New idiom for scala-like implicits while trying to make mixin expressions.

aliak something at something.com
Sat Mar 14 16:42:11 UTC 2020


On Saturday, 14 March 2020 at 15:34:53 UTC, Adam D. Ruppe wrote:
> On Saturday, 14 March 2020 at 14:03:25 UTC, aliak wrote:
>> workaround with a very nice added advantage that there's no 
>> way for the workaround to pollute the calling scope (whereas a 
>> mixin can).
>
> This scares me, since "polluting" the calling scope is the 
> entire point of a template mixin - to mix in its members.

Why does it scare you?

I know pollution is the point of a mixin, and mixin is the only 
way in D to get the context.
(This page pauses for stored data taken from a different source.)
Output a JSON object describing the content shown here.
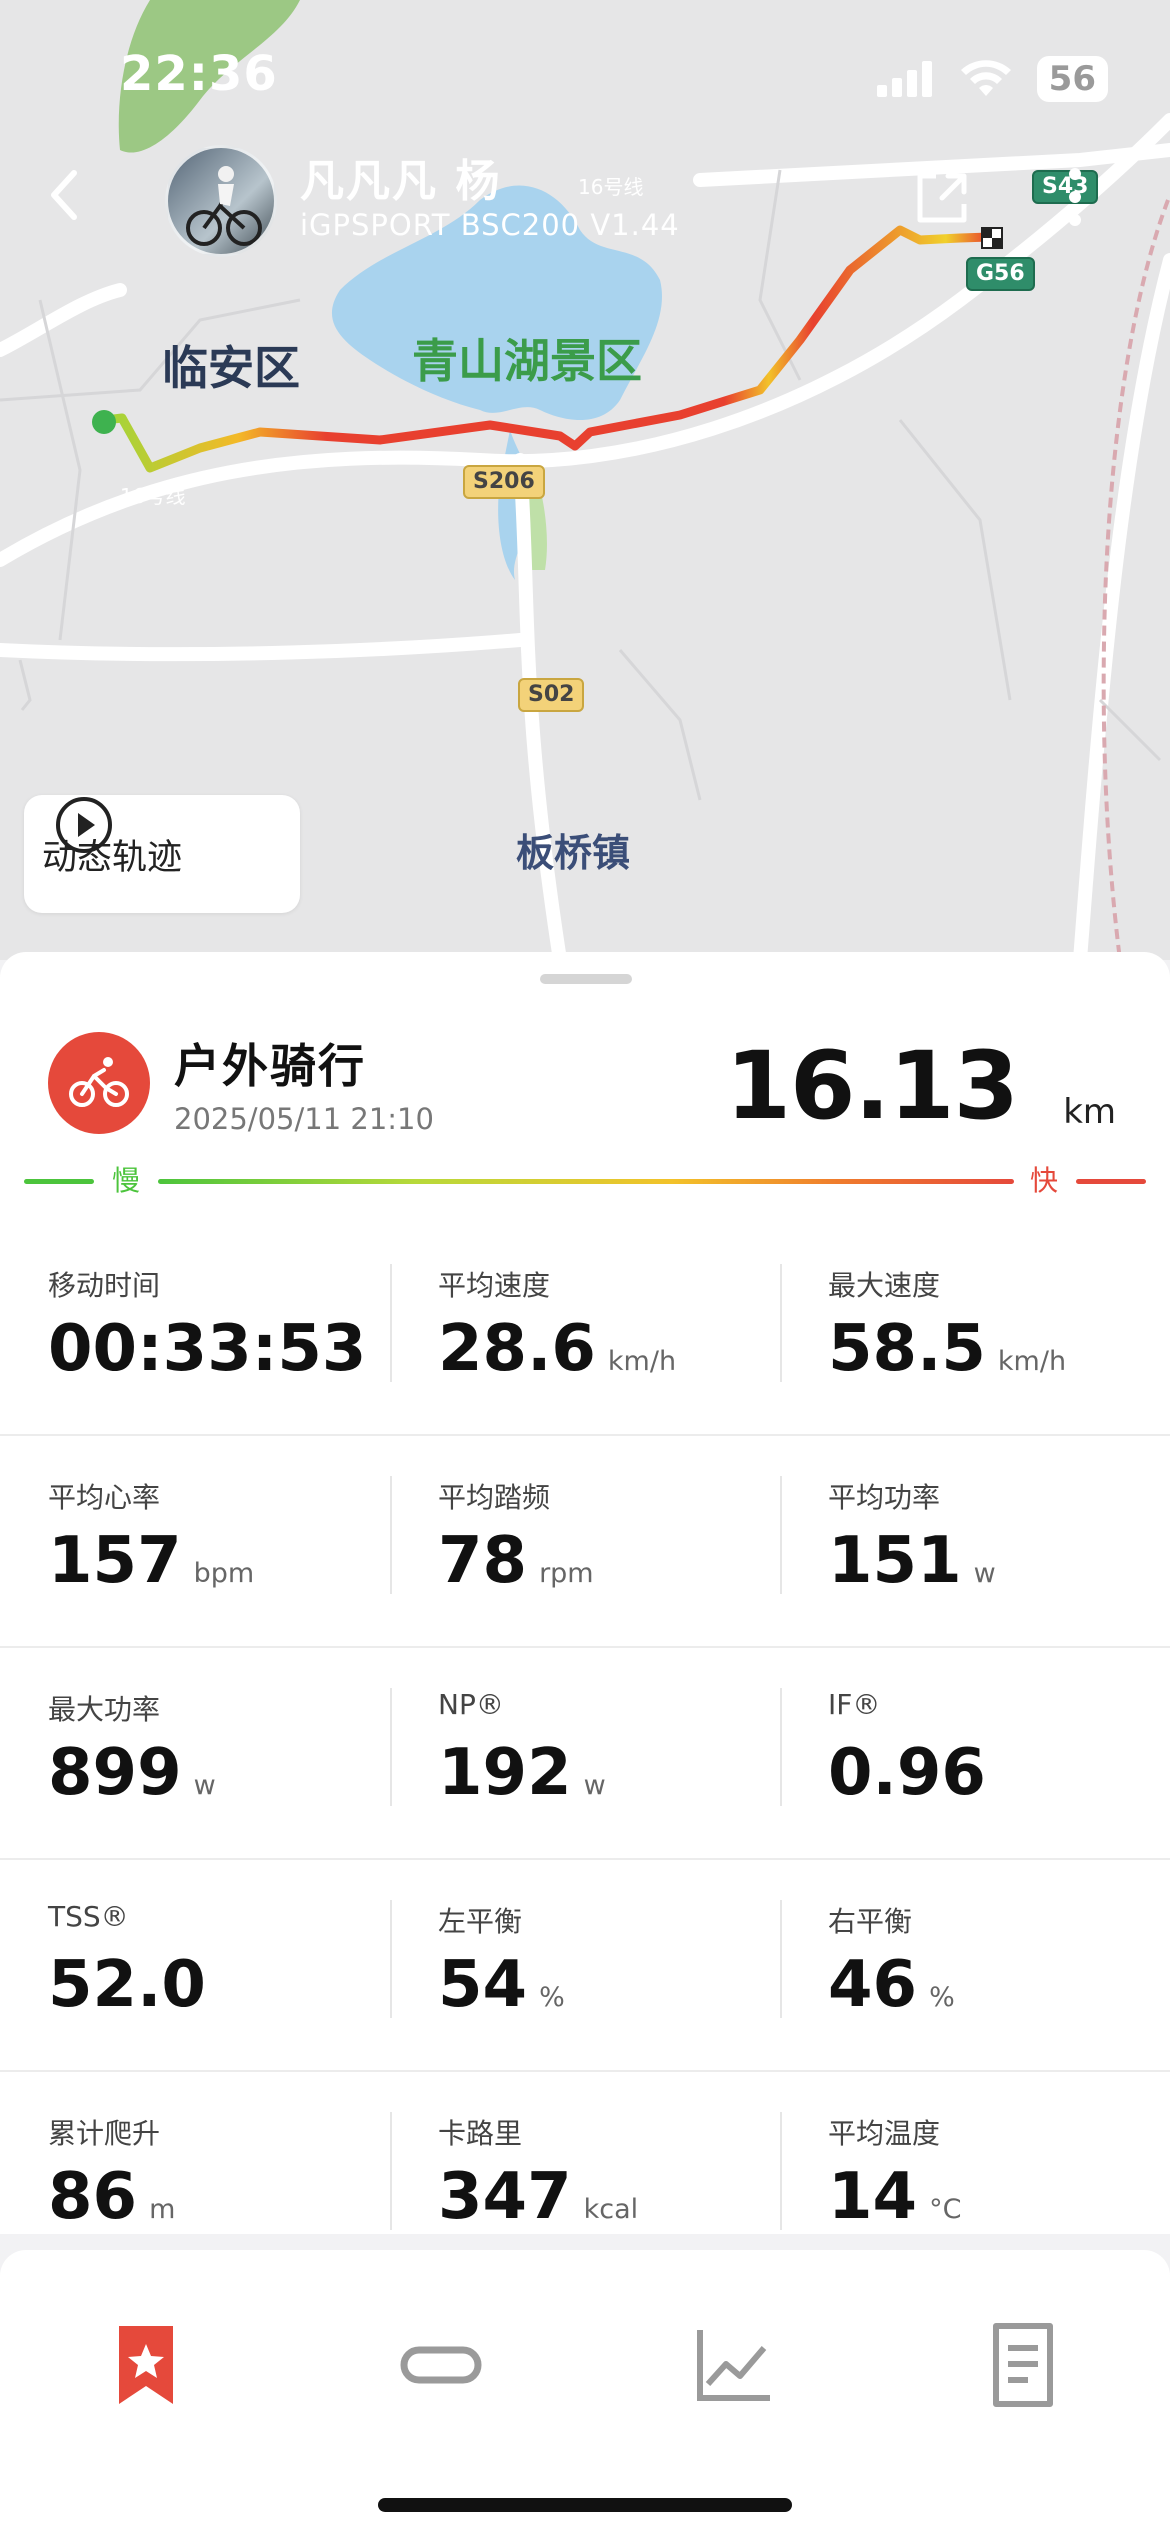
{
  "status_bar": {
    "time": "22:36",
    "battery": "56"
  },
  "header": {
    "user_name": "凡凡凡 杨",
    "device": "iGPSPORT BSC200 V1.44"
  },
  "map": {
    "labels": {
      "district": "临安区",
      "lake": "青山湖景区",
      "town": "板桥镇"
    },
    "roads": {
      "r1": "16号线",
      "r2": "16号线",
      "s206": "S206",
      "s02": "S02",
      "g56": "G56",
      "s43": "S43"
    },
    "replay_label": "动态轨迹"
  },
  "activity": {
    "type": "户外骑行",
    "datetime": "2025/05/11 21:10",
    "distance": "16.13",
    "distance_unit": "km",
    "slow_label": "慢",
    "fast_label": "快"
  },
  "stats": [
    [
      {
        "label": "移动时间",
        "value": "00:33:53",
        "unit": ""
      },
      {
        "label": "平均速度",
        "value": "28.6",
        "unit": "km/h"
      },
      {
        "label": "最大速度",
        "value": "58.5",
        "unit": "km/h"
      }
    ],
    [
      {
        "label": "平均心率",
        "value": "157",
        "unit": "bpm"
      },
      {
        "label": "平均踏频",
        "value": "78",
        "unit": "rpm"
      },
      {
        "label": "平均功率",
        "value": "151",
        "unit": "w"
      }
    ],
    [
      {
        "label": "最大功率",
        "value": "899",
        "unit": "w"
      },
      {
        "label": "NP®",
        "value": "192",
        "unit": "w"
      },
      {
        "label": "IF®",
        "value": "0.96",
        "unit": ""
      }
    ],
    [
      {
        "label": "TSS®",
        "value": "52.0",
        "unit": ""
      },
      {
        "label": "左平衡",
        "value": "54",
        "unit": "%"
      },
      {
        "label": "右平衡",
        "value": "46",
        "unit": "%"
      }
    ],
    [
      {
        "label": "累计爬升",
        "value": "86",
        "unit": "m"
      },
      {
        "label": "卡路里",
        "value": "347",
        "unit": "kcal"
      },
      {
        "label": "平均温度",
        "value": "14",
        "unit": "°C"
      }
    ]
  ],
  "colors": {
    "accent": "#e5493b",
    "slow": "#4cc43c",
    "fast": "#e5493b"
  },
  "tabs": [
    {
      "icon": "bookmark-star-icon",
      "active": true
    },
    {
      "icon": "track-loop-icon",
      "active": false
    },
    {
      "icon": "line-chart-icon",
      "active": false
    },
    {
      "icon": "document-icon",
      "active": false
    }
  ]
}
And I'm not a fan of pollution, 
which is why a solution that doesn't pollute a scope is preferred 
- yes you cam be careful to avoid accidental pollution. But you 
can't guarantee it.

If you want certain functionality, and your two options is one 
that involves possible pollution and one that doesn't, I'd always 
take the non-pollution route.

>
>>   return caller.stringof;
>

Yeah agreed.

>
>
> So let me look at your big picture goal and see if there's an 
> entirely different approach....

There were a number of approaches I went through first

1) Mixin template
   * Awkward syntax (mixin a thing, then know what the thing is 
that was mixed in)
   * Could potentially put unwanted stuff in my scope
   * No way for code-reader to know how the mixin is changing the 
scope, making maintainability more cumbersome. You can go and 
look it up, but it's likely you'll miss something and also having 
to look up things for no reason is annoying when avoidable.
   * Having to always mixin something into your struct if you can 
get it automated seems unnecessary. Sure you can do it, but why 
when it can be avoided?

2) Explicitly passing in the context
   * Copy/pasta error prone.
   * Extra typing when maybe unnecessary
   * You can pass in the wrong context and the parse function will 
never be the wiser

The mixin soluton I tried was in place, not in the struct scope 
though. As you've already pointed out, putting in a mixin at 
struct level will not work because the top level is a function 
(but that can be worked around)

>
>> Basically, I was trying to figure out how to parse the command 
>> line and allow the parser to know which command line "command" 
>> it was being called from [0], and then I ended up with this 
>> pattern for each cli command:
>
> I'd either make the `parse` function be a member of the struct 
> (which can be mixed in inside the struct if you like) or just 
> simply be passed an instance/object.
>
> mixin template Parse() {
>     ParsedOptions parse(string[] args) {
>         // note that you can simply use `this` in here!
>     }
> }
>
> struct Command {
>       /* stuff */
>       mixin Parse;
> }
>
> Anywhere you mixin as the member function, the parse function 
> will see the appropriate `this` and can go off on that.
>
> However, that won't work top-level, since a module doesn't have 
> `this`. I'm OK with that; it is simple enough to wrap commands 
> in a struct anyway. But you could also abstract that a wee bit 
> more too and have like
>
> static if(is(typeof(this))
>   alias t = this; // use this
> else
>   alias t = mixin(__MODULE__); get reference to module
>
> // use t from here on.
>
>
> but the wrapper is easy enough to me, I like putting all the 
> commands in a struct anyway.
>
>
> Or alternatively, of course, you can:
>
> auto parsedOptions = parse!(typeof(this))(args); // explicitly 
> pass context

That also wouldn't work in main().

>
> In either case, it doesn't know which specific function it is 
> called from, but it knows the object, which is what it really 
> wants anyway! Then you can look at the members, including 
> sub-commands to go down the whole tree.
>
> You could also explicitly pass `parse!(__traits(parent, 
> {}))(args)` to pass the specific function.

Hehe yeah, tried that too :) That'd work in main() but not inside 
a Command struct.

This'll work though:

int a;
parse!(__traits(parent, __traits(parent, a)));

Courtesy of Seven from the slack link.